What is the difference between ; and ;; in Clojure code comments?
What is the difference between ;
and ;;
when starting a comment in Clojure? I see that my text editor colours them differently, so I'm assuming there is notionally some difference.
I also see that Marginalia treats them differently:
; Stripped entirely
;; Appears in text section of marginalia
(defn foobar []
; Appears in code section of marginalia output
;; Again, appears in code section of marginalia output
6)
Solution 1:
There is no difference as far as the interpreter is concerned. Think of ;
;;
;;;
and ;;;;
as different heading levels.
Here is my personal use convention:
;;;; Top-of-file level comments, such as a description of the whole file/module/namespace
;;; Documentation for major code sections (i.e. groups of functions) within the file.
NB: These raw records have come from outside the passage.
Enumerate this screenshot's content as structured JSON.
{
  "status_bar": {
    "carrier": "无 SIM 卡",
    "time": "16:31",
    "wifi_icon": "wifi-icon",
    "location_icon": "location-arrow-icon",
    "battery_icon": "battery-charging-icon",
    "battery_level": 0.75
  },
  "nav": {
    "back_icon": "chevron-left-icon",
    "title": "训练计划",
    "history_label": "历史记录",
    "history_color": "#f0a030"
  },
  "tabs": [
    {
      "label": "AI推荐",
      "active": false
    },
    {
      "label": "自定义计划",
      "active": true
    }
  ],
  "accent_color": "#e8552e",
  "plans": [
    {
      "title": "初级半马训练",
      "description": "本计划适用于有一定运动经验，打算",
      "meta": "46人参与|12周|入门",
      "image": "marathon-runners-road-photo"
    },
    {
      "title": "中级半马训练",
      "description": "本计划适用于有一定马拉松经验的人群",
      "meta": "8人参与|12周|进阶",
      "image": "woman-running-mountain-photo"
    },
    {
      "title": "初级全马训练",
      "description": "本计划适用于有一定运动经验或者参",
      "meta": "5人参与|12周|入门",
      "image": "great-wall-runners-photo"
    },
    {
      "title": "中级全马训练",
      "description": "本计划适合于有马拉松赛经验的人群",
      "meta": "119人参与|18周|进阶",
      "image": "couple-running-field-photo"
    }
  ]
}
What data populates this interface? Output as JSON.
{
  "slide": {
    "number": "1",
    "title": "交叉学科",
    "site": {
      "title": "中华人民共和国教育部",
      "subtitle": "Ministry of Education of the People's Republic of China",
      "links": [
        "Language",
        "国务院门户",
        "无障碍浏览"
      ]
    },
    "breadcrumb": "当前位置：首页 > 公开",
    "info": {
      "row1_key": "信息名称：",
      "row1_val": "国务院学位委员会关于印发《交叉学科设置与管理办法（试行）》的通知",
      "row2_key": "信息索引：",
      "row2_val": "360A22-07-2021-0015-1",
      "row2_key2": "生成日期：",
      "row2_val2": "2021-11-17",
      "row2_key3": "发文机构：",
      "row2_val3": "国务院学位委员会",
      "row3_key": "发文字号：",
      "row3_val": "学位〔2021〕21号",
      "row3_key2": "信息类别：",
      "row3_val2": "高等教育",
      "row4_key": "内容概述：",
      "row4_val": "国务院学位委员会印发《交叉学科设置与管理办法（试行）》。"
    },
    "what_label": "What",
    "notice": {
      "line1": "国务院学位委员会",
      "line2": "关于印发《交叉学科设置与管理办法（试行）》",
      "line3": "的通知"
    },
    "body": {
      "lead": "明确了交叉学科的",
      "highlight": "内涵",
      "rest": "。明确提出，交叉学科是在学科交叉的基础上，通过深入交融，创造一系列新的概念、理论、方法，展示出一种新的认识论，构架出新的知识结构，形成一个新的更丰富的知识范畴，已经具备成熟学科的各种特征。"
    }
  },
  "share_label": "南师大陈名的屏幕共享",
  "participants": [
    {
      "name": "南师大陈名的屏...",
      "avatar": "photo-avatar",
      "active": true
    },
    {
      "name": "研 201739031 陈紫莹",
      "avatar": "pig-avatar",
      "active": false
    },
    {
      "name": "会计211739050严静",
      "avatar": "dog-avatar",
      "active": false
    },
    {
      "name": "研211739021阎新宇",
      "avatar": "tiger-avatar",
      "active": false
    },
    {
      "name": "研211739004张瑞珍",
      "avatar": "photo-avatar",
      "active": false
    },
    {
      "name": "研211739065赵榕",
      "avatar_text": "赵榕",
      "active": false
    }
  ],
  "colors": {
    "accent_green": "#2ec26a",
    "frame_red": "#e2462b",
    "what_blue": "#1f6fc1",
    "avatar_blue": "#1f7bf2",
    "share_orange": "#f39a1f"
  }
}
;; Documentation for single functions that extends beyond the doc string (e.g. an explanation of the algorithm within the function)
; In-line comments possibly on a single line, and possibly tailing a line of code
Solution 2:
Check out the official description of the meaning of ;
vs ;;
in elisp: since the Clojure indenter is basically the same, it will treat them similarly. Basically, use ;
if you are writing a long sentence/description "in the margins" that will span multiple lines but should be considered a single entity. Their example is:
(setq base-version-list ; there was a base
(assoc (substring fn 0 start-vn) ; version to which
file-version-assoc-list)) ; this looks like
; a subversion
The indenter will make sure those stay lined up next to each other. If, instead, you want to make several unrelated single-line comments next to each other, use ;;
.
(let [x 99 ;; as per ticket #425
y "test"] ;; remember to test this
(str x y)) ;; TODO actually write this function
Solution 3:
Emacs ; to be used for end-of-line comments and will indent in surprising ways if that is not your intent. ;; does not so I usually use ;;.
Clojure doesn't care - any line is ignored from the ; to EOL.
I believe there is a tradition in CL of using increasing numbers of ; to indicate more important comments/sections.
Solution 4:
no meaning for the language. ;
is a reader macro for comment
perhaps other tools parse them but "within clojure" they are the same.